Los recientes sucesos en Dayuma pusieron en evidencia varias cosas: que Correa carece de empacho alguno para solapar con pobres argumentos los abusos de la fuerza pública, que el chantaje no es práctica ajena a este Gobierno, que el término terrorismo es funcional a los intereses de las autoridades públicas (lo saben en Guayaquil quienes protestaron contra la Metrovía)… Estos sucesos también evidencian una práctica común del Poder Ejecutivo: dictar estados de emergencia como mecanismo para combatir la delincuencia común. Será esta abusiva práctica gubernamental, tan generosa en excesos y en violaciones de derechos humanos y contraria a las obligaciones internacionales del Estado, mi objeto de análisis en esta columna.

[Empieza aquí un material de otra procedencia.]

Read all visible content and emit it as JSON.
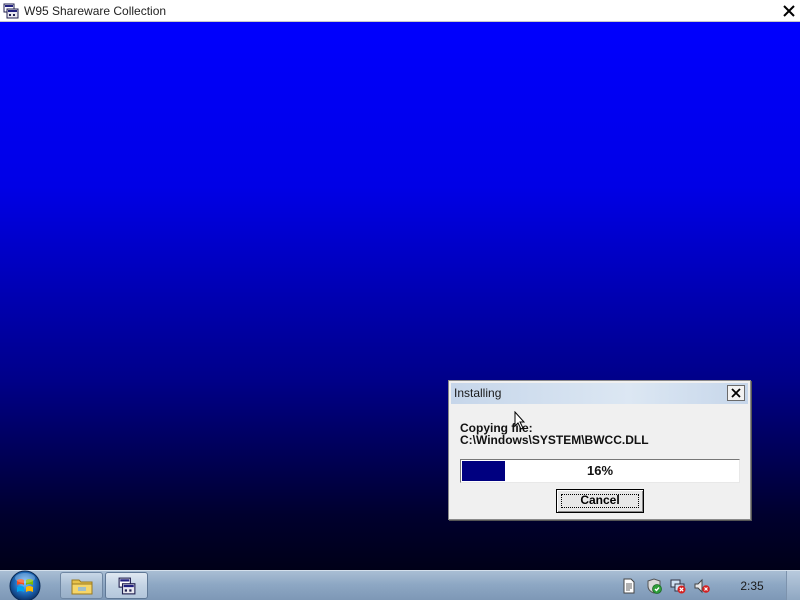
{
  "window": {
    "title": "W95 Shareware Collection",
    "icon": "installer-app-icon",
    "close_icon": "close-icon"
  },
  "desktop": {
    "background_top": "#0000fe",
    "background_bottom": "#000018"
  },
  "dialog": {
    "title": "Installing",
    "close_icon": "close-icon",
    "message_line1": "Copying file:",
    "message_line2": "C:\\Windows\\SYSTEM\\BWCC.DLL",
    "progress_fraction": 0.16,
    "progress_text": "16%",
    "progress_color": "#000080",
    "cancel_label": "Cancel"
  },
  "taskbar": {
    "start_icon": "windows-start-orb-icon",
    "buttons": [
      {
        "icon": "file-explorer-icon"
      },
      {
        "icon": "installer-app-icon",
        "active": true
      }
    ],
    "tray_icons": [
      "document-tray-icon",
      "security-shield-icon",
      "network-disconnected-icon",
      "volume-muted-icon"
    ],
    "clock": "2:35"
  }
}
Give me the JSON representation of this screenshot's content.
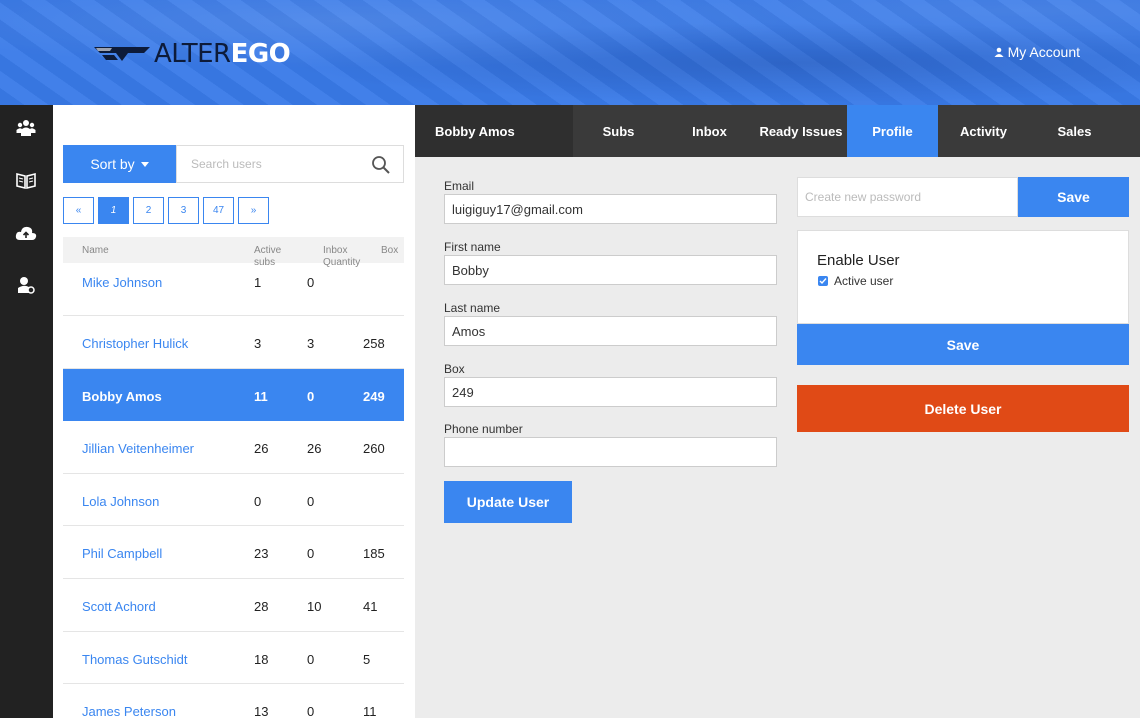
{
  "header": {
    "logo_part1": "ALTER",
    "logo_part2": "EGO",
    "account_label": "My Account"
  },
  "rail": {
    "icons": [
      "users-icon",
      "book-icon",
      "cloud-upload-icon",
      "user-settings-icon"
    ]
  },
  "users": {
    "sort_label": "Sort by",
    "search_placeholder": "Search users",
    "pagination": [
      "«",
      "1",
      "2",
      "3",
      "47",
      "»"
    ],
    "active_page": "1",
    "columns": {
      "name": "Name",
      "active_subs_1": "Active",
      "active_subs_2": "subs",
      "inbox_qty_1": "Inbox",
      "inbox_qty_2": "Quantity",
      "box": "Box"
    },
    "rows": [
      {
        "name": "Mike Johnson",
        "active_subs": "1",
        "inbox_qty": "0",
        "box": ""
      },
      {
        "name": "Christopher Hulick",
        "active_subs": "3",
        "inbox_qty": "3",
        "box": "258"
      },
      {
        "name": "Bobby Amos",
        "active_subs": "11",
        "inbox_qty": "0",
        "box": "249"
      },
      {
        "name": "Jillian Veitenheimer",
        "active_subs": "26",
        "inbox_qty": "26",
        "box": "260"
      },
      {
        "name": "Lola Johnson",
        "active_subs": "0",
        "inbox_qty": "0",
        "box": ""
      },
      {
        "name": "Phil Campbell",
        "active_subs": "23",
        "inbox_qty": "0",
        "box": "185"
      },
      {
        "name": "Scott Achord",
        "active_subs": "28",
        "inbox_qty": "10",
        "box": "41"
      },
      {
        "name": "Thomas Gutschidt",
        "active_subs": "18",
        "inbox_qty": "0",
        "box": "5"
      },
      {
        "name": "James Peterson",
        "active_subs": "13",
        "inbox_qty": "0",
        "box": "11"
      }
    ],
    "selected_row": 2
  },
  "tabs": {
    "user_name": "Bobby Amos",
    "items": [
      "Subs",
      "Inbox",
      "Ready Issues",
      "Profile",
      "Activity",
      "Sales"
    ],
    "active": "Profile"
  },
  "profile": {
    "email_label": "Email",
    "email_value": "luigiguy17@gmail.com",
    "first_name_label": "First name",
    "first_name_value": "Bobby",
    "last_name_label": "Last name",
    "last_name_value": "Amos",
    "box_label": "Box",
    "box_value": "249",
    "phone_label": "Phone number",
    "phone_value": "",
    "update_label": "Update User"
  },
  "account_actions": {
    "password_placeholder": "Create new password",
    "password_save_label": "Save",
    "enable_title": "Enable User",
    "active_checkbox_label": "Active user",
    "active_checked": true,
    "enable_save_label": "Save",
    "delete_label": "Delete User"
  },
  "colors": {
    "accent": "#3a86f0",
    "header_bg": "#3a7be8",
    "danger": "#e04a16",
    "rail_bg": "#222222",
    "tabs_bg": "#3a3a3a"
  }
}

Ya en su Informe Anual de 1998 la Comisión Interamericana de Derechos Humanos criticó que “combatir la delincuencia mediante la suspensión de garantías individuales, en virtud del estado de emergencia, no se ajusta a los parámetros exigidos por la Convención Americana para que sea procedente su declaración” y que el Estado “tiene y debe contar con otros mecanismos para canalizar el malestar social y combatir la delincuencia que no signifiquen la derogación de garantías esenciales de la población”. Más reciente y precisa, en julio de 2007, la Corte Interamericana de Derechos Humanos en el último caso que sentenció contra Ecuador, el Caso Zambrano Vélez y otros (que se refiere a la ejecución extrajudicial de tres personas por parte de la fuerza pública con ocasión de un estado de emergencia que Durán-Ballén declaró en 1993) estimó “absolutamente necesario enfatizar el extremo cuidado que los estados deben observar al utilizar las Fuerzas Armadas como elemento de control de la protesta social, disturbios internos, situaciones excepcionales y criminalidad común” y citó su jurisprudencia del Caso Montero Aranguren y otros (Retén de Catia), en la que con suma sensatez consideró que “los estados deben limitar al máximo el uso de las Fuerzas Armadas para el control de disturbios internos, puesto que el entrenamiento que reciben está dirigido a derrotar al enemigo, y no a la protección y control de civiles, entrenamiento que es propio de los entes policiales”.
Se supone que el Estado quiere hacerse cargo de estas críticas de los órganos internacionales de derechos humanos. En la audiencia del Caso Zambrano Vélez y otros en la que estuvo presente el procurador general del Estado, Xavier Garaicoa, el Estado expresó su supuesta voluntad de “democratizar el régimen de excepción” el que será “debidamente regulado y estrictamente monitoreado en la próxima Asamblea Constituyente” para “que se restrinja el uso indiscriminado que en ciertas ocasiones se puede dar del estado de excepción, de esa facultad que tiene el Poder Ejecutivo para decretar un estado de emergencia”. La cita es textual y no solo que lo señaló el Procurador, sino que también lo ordenó la Corte Interamericana de Derechos Humanos en el punto resolutivo noveno de su sentencia del Caso Zambrano Vélez y otros, en los siguientes cabales términos: “El Estado debe adecuar su legislación interna en materia de estados de emergencia y suspensión de garantías, en particular las disposiciones de la Ley de Seguridad Nacional, a la Convención Americana sobre Derechos Humanos”. Los hechos, sin embargo y hasta ahora, contradicen de manera manifiesta esta orden y la supuesta voluntad que el Estado expresó en la audiencia. Me pregunto si la Asamblea Constituyente tendrá la estatura moral suficiente para cumplir con esta demanda de derechos humanos, que constituye asimismo una obligación de derecho internacional. Yo tengo mis dudas: hasta ahora la Asamblea Constituyente no prueba sino estar a la altura del más ramplón autoritarismo del Poder Ejecutivo. Y eso, señores, es un pésimo síntoma.